Heat shock proteins (hsps) have been shown to protect against ischemic injury in the heart. A pharmacological means of inducing hsps to confer cardioprotection may be found in compounds known as hsp90 inhibitors. These inhibitors cause the heat shock factor 1 (HSF1) to be released from the hsp90 complex as well as hsp90 client protein degradation to occur. We have investigated a group of geldanamycin analogues in rat neonatal ventricular myocytes in vitro. We have found that these compounds do induce a heat shock response as indicated by an upregulation of hsps. We also tested these compounds for cardioprotection after simulated ischemia and found that only some of the hsp90 inhibitors confer protection. Upon this finding, we further examined the differences between the hsp90 inhibitors by studying their effects on HSF1 activation and its binding to the heat shock element. We also looked at the level of hsp90 client protein degradation as examined by ErbB2 protein levels.
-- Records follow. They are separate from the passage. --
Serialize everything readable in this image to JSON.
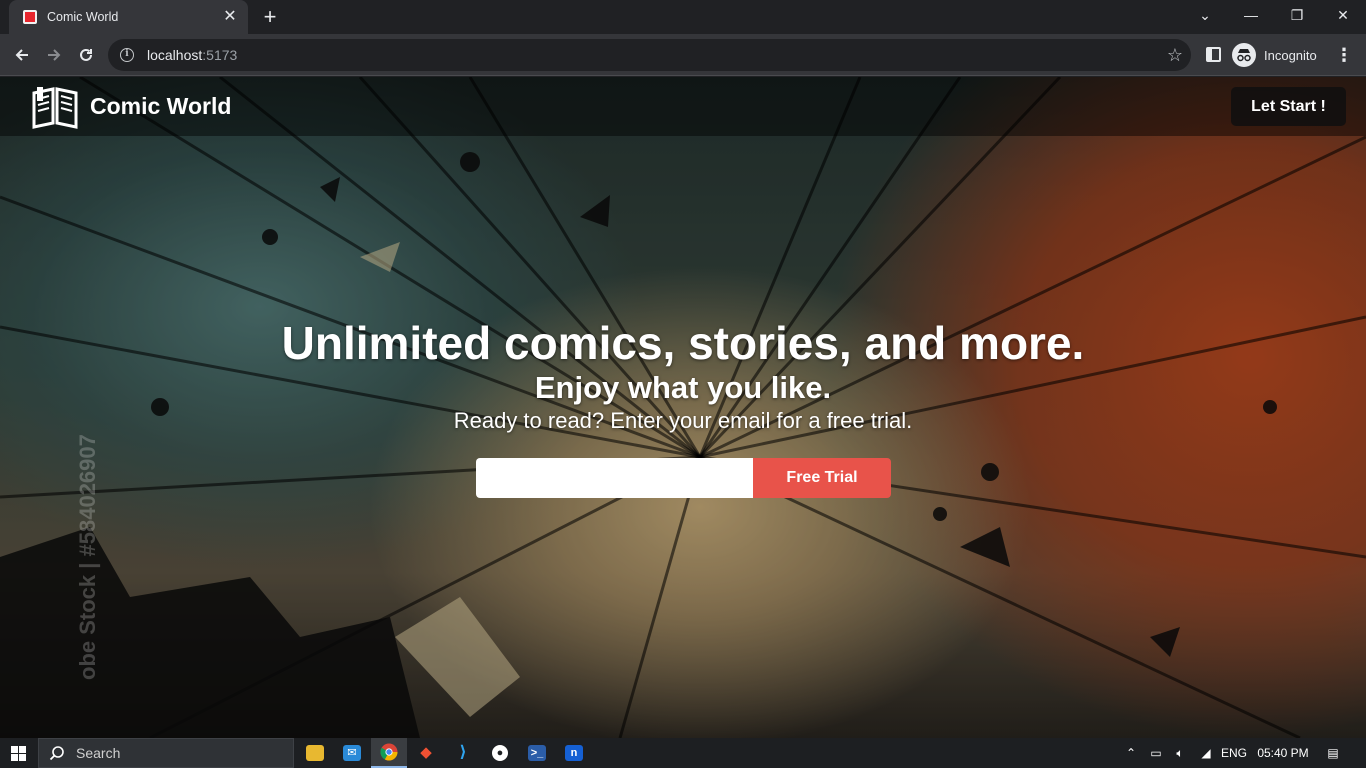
{
  "browser": {
    "tab_title": "Comic World",
    "tab_close": "✕",
    "new_tab": "+",
    "url_host": "localhost",
    "url_port": ":5173",
    "profile_label": "Incognito",
    "window_controls": {
      "dropdown": "⌄",
      "minimize": "—",
      "restore": "❐",
      "close": "✕"
    },
    "icons": [
      "back-arrow-icon",
      "forward-arrow-icon",
      "reload-icon",
      "info-icon",
      "bookmark-star-icon",
      "side-panel-icon",
      "incognito-icon",
      "kebab-menu-icon"
    ]
  },
  "site": {
    "title": "Comic World",
    "cta_label": "Let Start !",
    "logo_icon": "open-book-icon"
  },
  "hero": {
    "title": "Unlimited comics, stories, and more.",
    "subtitle": "Enjoy what you like.",
    "text": "Ready to read? Enter your email for a free trial.",
    "email_value": "",
    "button_label": "Free Trial",
    "button_color": "#e8534a",
    "watermark": "obe Stock | #584026907"
  },
  "taskbar": {
    "search_label": "Search",
    "language": "ENG",
    "time": "05:40 PM",
    "apps": [
      "file-explorer-icon",
      "mail-icon",
      "chrome-icon",
      "git-icon",
      "vscode-icon",
      "github-icon",
      "powershell-icon",
      "notion-icon"
    ]
  }
}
The results of these studies revealed that cardioprotection occurred when there was not only HSF1 activation and upregulation of hsps, but also with ErbB2 degradation. This led us to question whether the cardioprotection is due solely to ErbB2 degradation. Therefore, we blocked the induction of hsps through use of an HSF1 inhibitor. HSF1 inhibition led to a decrease in cardioprotection. Therefore, these results indicate that cardioprotection by hsp90 inhibitors is achieved both through HSF1 activation and client protein degradation. This research is funded by the NHLBI.